Çocukluğunu ve ilk gençliğini İnternetsiz yıllarda yaşamış olanlar için, yazmak hayatın doğal bir parçasıydı. O kuşağın çocukları, gençleri hatıra defteri, anket defteri, mektup arkadaşlığı kavramlarının içindeydi hep. Hemen hemen herkesin mektup arkadaşı vardı ve bu müthiş bir heyecandı! Günlük tutmak, uzun yıllar beni en çok heyecanlandıran şeydi. Sonra gerçek hayatta olanları yazmanın beni kısıtladığını fark edip hayallerimi yazmaya başladım. İnternetsiz yıllardan gelmiş olmanın ruhu, kitaplarıma da hayatıma da yansıyor. Kitaplarımı doğrudan bilgisayara yazamıyorum; defterlere yazıyorum. Herkesin telefon numarasını mutlaka defterlere kaydederim. Sosyal medyadaki “Rehberim silindi, numaralarınızı atar mısınız?” paylaşımlarına şaşırıyorum. Sanki karşı tarafa değer vermemek gibi geliyor.

Karakterlerinize ilginç, dikkat çeken adlar koyuyorsunuz. Örneğin Su Hoşeda Enmutlu, Alkış, Jülmen Öğretmen, Kutlucan Can, Genç… Ad seçimi için özel bir çaba harcıyorsunuz sanırım. Önce karakterler mi ortaya çıkıyor, yoksa adlar mı karakterleri var ediyor?       

İsimler benim için çok önemli. Mesela birkaç yıl önce, bir kitabımda ismini kullanmamı rica eden biri olmuştu. Elbette kullanırım. Ama önce o ismi taşıyacak karakter gerekiyor. Aradan çok uzun zaman geçip, kitaplarımda ismini göremeyince sitem etmişti. O ismi, şu aralar yazdığım bir kitapta kullanıyorum. Çünkü o ismi taşıyacak karakter, zihnimde yeni doğdu. Yani “Ne olacak ki, bir karaktere koy işte o ismi,” diye yürümüyor işler. Çoğunlukla, ismi bulduktan sonra karakterler canlanmaya başlar.

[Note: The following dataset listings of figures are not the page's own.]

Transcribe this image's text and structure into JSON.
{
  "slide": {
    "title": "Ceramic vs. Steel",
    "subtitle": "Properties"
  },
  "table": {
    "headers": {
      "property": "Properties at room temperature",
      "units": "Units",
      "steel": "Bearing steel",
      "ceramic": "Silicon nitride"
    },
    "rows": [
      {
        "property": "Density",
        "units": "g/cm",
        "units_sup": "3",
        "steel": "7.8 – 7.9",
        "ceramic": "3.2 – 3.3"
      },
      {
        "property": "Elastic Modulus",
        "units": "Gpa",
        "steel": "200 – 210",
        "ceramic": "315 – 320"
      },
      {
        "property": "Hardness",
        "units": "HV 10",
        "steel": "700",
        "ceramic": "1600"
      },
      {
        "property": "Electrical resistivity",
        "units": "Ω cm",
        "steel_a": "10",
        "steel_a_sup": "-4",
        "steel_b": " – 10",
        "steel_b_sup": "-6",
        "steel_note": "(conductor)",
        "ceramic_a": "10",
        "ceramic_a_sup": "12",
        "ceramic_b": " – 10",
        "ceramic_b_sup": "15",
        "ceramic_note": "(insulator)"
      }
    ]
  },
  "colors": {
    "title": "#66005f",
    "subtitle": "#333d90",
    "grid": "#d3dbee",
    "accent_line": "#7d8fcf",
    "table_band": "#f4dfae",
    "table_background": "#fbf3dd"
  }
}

Kitaplarınızı “çocuk kitabı” diye nitelemek pek yeterli değil. Her yaşa, her ruha hitap ediyor yazdıklarınız. Esasında bu, çocuk edebiyatının bir özelliği ya da başarması gereken şey. Bunun yolu, yazarın içindeki çocukla arasının iyi olmasından geçiyor diyebilir miyiz? Yazarken nasıl bir iletişiminiz var içinizdeki çocukla, neler fısıldıyor size?      

İçimizdeki çocuğun uykuya dalması ya da büyüdükçe çocukluğu unutmak, benim hayatla en büyük derdim. Sıkıcı yetişkinlere dönüşmenin, hayatı çekilmez kıldığını düşünüyorum. Sırf bunun için Yo-Yo ve Yo-Yo 2’yi yazdım. Yo-Yo, benim için bir kitap değil, hayata bakış açısı. İçinizdeki çocuğu zorla uyanık tutamazsınız. Karakterinizin, hayat felsefenizin bu olması gerekiyor. Ben Peter Pan’ın ülkesinde kalanlardanım. Bu sebeple kitaplarım her yaşa hitap ediyor. 

Mizah, çocuk edebiyatının önemli unsurlarından biri ve sizin kitaplarınızda da bolca var. Mizahın çocuk kitaplarındaki ve çocuklar üzerindeki etkisi, rolü üzerine neler söylersiniz?      

Mizah da benim sadece kalem tarzım değil, hayata bakış açım. Çünkü mizah mutluluktan değil, üzüntüden, öfkeden, sıkıntıdan doğar. Çocukluğumdan beri, canım ne zaman sıkılsa mizah kitaplarına sığındım. Her duygumu mizahla ifade ettim. Bu benim doğal hâlim olduğu için, tabii ki kitaplarıma da yansıdı. Aynı şeye gülmek, insanlar arasındaki en güçlü bağlardan biri. Çocukları güldürmek zordur. Çünkü hayat hızla değiştikçe, komik buldukları şeyler de değişiyor. Değişime ayak uydurarak, onların dünyasında kalmalısınız. Bundan üç yüz yıl sonrasının çocuklarının da kitaplarımdaki esprileri komik bulmasını isterim. Bir okuru güldürdüyseniz, onu yakaladınız demektir.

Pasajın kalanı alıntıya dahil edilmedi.